Nous avons vendu nos titres CDI Corp le 2 décembre 2016. Les 776 actions achetées le 20 janvier 2016 pour la somme de 3 349.93€ frais inclus ont été cédées le 2 décembre 2016 et nous avons donc encaissé 5 339.30€ nets de frais, soit +60.01% en 327 jours.
C’est le type même de société qui n’intéresse pas 95% des investisseurs dès la lecture des premières lignes de leur activité : agence de placement de consultants. Et dès le compte de résultats survolé, ils décideront rapidement de passer à autre chose. Et on ne peut franchement que les encourager à poursuivre dans cette voie en laissant aux chasseurs de daubasses la possibilité de se servir en premier et comme ils l’entendent.

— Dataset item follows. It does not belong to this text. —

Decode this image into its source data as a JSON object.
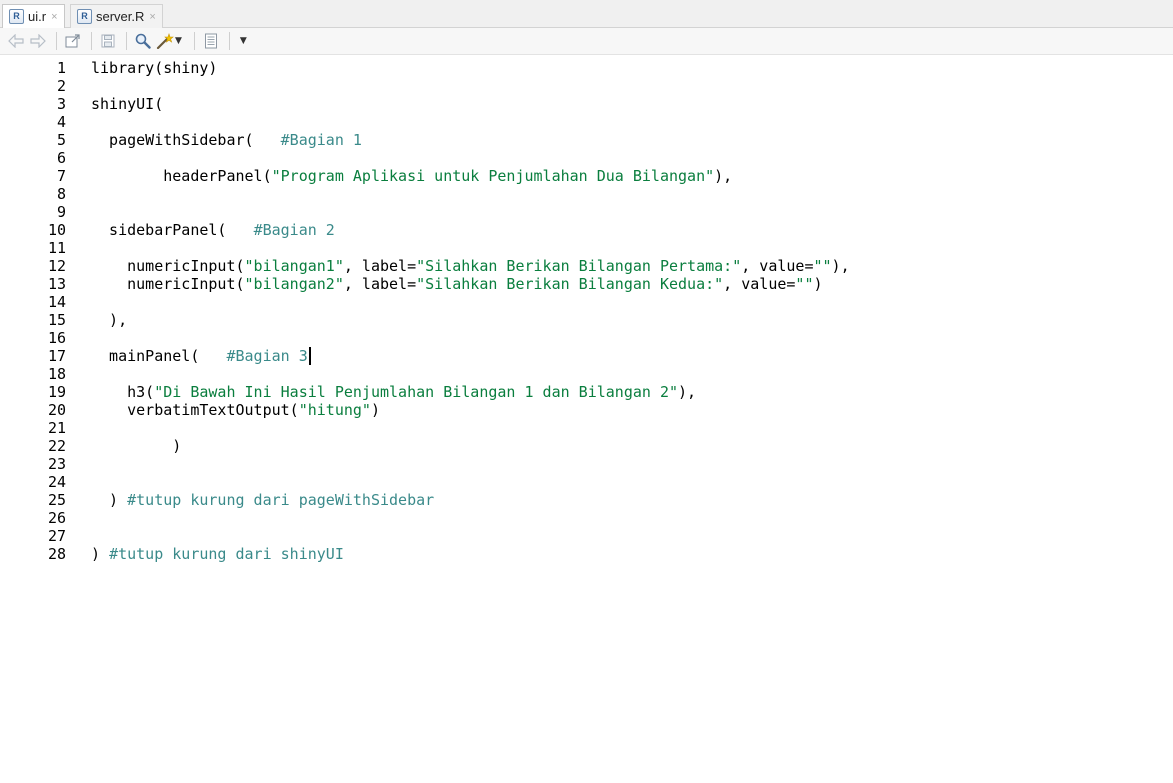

Vous retrouvez ci-dessous l’analyse de cette société publiée dans la Lettre Mensuelle de Février 2016
CDI Corp.
(NYSE, Ticker: CDI / ISIN : US1250711009)
I. Introduction
CDI Corp a été créée en 1950. Son siège social est à Philadelphie (Etats-Unis). La société emploie environ 800 personnes. Ses activités sont le placement d’e-ployés à travers ses filiales spécialisées dans les secteurs pétroliers, chimiques, aérospatiales, l’industrie manufacturière et les hautes technologies. Ce sont ainsi près de 8 600 consultants qui sont refacturés aux sociétés clientes.
En 2014, le plus gros client de la société était International Business Machines Corporation (IBM) qui représentait 19% de son poste clients.

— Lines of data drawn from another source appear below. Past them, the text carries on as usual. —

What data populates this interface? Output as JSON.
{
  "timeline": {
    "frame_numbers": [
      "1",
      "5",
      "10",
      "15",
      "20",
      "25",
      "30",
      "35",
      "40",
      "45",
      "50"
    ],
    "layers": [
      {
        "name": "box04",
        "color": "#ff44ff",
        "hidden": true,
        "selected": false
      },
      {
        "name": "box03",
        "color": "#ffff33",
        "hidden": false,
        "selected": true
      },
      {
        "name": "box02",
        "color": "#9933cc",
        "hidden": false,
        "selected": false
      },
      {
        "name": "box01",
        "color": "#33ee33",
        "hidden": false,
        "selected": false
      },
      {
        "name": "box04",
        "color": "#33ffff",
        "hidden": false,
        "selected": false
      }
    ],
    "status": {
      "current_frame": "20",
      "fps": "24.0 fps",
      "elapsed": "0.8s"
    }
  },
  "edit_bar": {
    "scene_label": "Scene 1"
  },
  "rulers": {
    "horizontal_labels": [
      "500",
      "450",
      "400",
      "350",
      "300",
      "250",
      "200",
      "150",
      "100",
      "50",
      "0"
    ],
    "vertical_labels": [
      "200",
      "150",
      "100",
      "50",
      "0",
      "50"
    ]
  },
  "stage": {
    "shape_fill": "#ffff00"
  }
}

La faible rentabilité historique, et les dépréciations d’actifs à répétition ont amené les résultats dans le rouge. Le marché a fini par sanctionner le titre et nous l’a amené sur nos radars.
La présente analyse a été effectuée avec les chiffres des comptes trimestriels arrêtés au 30 septembre 2015 et tient compte du dernier cours coté du mardi 19 janvier 2016, soit 4,81 USD l’action.

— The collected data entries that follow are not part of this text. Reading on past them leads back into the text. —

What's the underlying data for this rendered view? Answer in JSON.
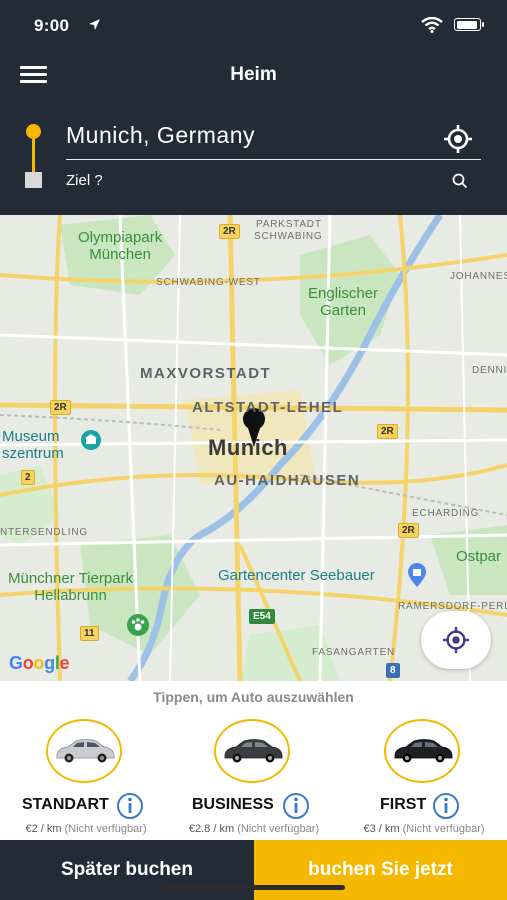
{
  "status_bar": {
    "time": "9:00"
  },
  "nav": {
    "title": "Heim"
  },
  "route": {
    "origin_value": "Munich, Germany",
    "destination_placeholder": "Ziel ?"
  },
  "map": {
    "labels": {
      "parkstadt": "PARKSTADT",
      "schwabing": "SCHWABING",
      "olympiapark": "Olympiapark\nMünchen",
      "schwabing_west": "SCHWABING-WEST",
      "englischer_garten": "Englischer\nGarten",
      "johanneskirchen": "JOHANNES",
      "maxvorstadt": "MAXVORSTADT",
      "altstadt_lehel": "ALTSTADT-LEHEL",
      "denning": "DENNI",
      "museum": "Museum\nszentrum",
      "munich": "Munich",
      "au_haidhausen": "AU-HAIDHAUSEN",
      "echarding": "ECHARDING",
      "sendling": "NTERSENDLING",
      "ostpark": "Ostpar",
      "tierpark": "Münchner Tierpark\nHellabrunn",
      "gartencenter": "Gartencenter Seebauer",
      "ramersdorf": "RAMERSDORF-PERL",
      "fasangarten": "FASANGARTEN"
    },
    "road_badges": [
      "2R",
      "2R",
      "2R",
      "2R",
      "2",
      "11",
      "E54",
      "8"
    ],
    "attribution": "Google"
  },
  "sheet": {
    "hint": "Tippen, um Auto auszuwählen",
    "cars": [
      {
        "name": "STANDART",
        "price": "€2 / km",
        "availability": "(Nicht verfügbar)"
      },
      {
        "name": "BUSINESS",
        "price": "€2.8 / km",
        "availability": "(Nicht verfügbar)"
      },
      {
        "name": "FIRST",
        "price": "€3 / km",
        "availability": "(Nicht verfügbar)"
      }
    ]
  },
  "footer": {
    "later_label": "Später buchen",
    "now_label": "buchen Sie jetzt"
  },
  "colors": {
    "header_bg": "#222b36",
    "accent": "#f5b800",
    "map_bg": "#e8eae4"
  }
}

Les calculs ont été établis sur la base de 19,965 M actions potentielles diluées.
II. La Valeur d’Actif Net Net (VANN)
La société possède un actif courant d’une valeur de 13,76 USD par action et l’ensemble des dettes représente 5,47 USD par action. La valeur d’actif net-net est donc égale à 8,21 USD par action.
III. La Valeur d’Actif Net Estate (VANE)
CDI Corp n’est ni propriétaire de ses murs, ni de ses terrains, nous ne pouvons donc pas calculer de VANE.
IV. La Valeur en cas de Mise en Liquidation Volontaire (VLMV)
Dans cette évaluation, nous essayons d’estimer la valeur de la société si elle était mise volontairement en liquidation. C’est-à-dire dans une position confortable de réalisation de l’ensemble de ses actifs.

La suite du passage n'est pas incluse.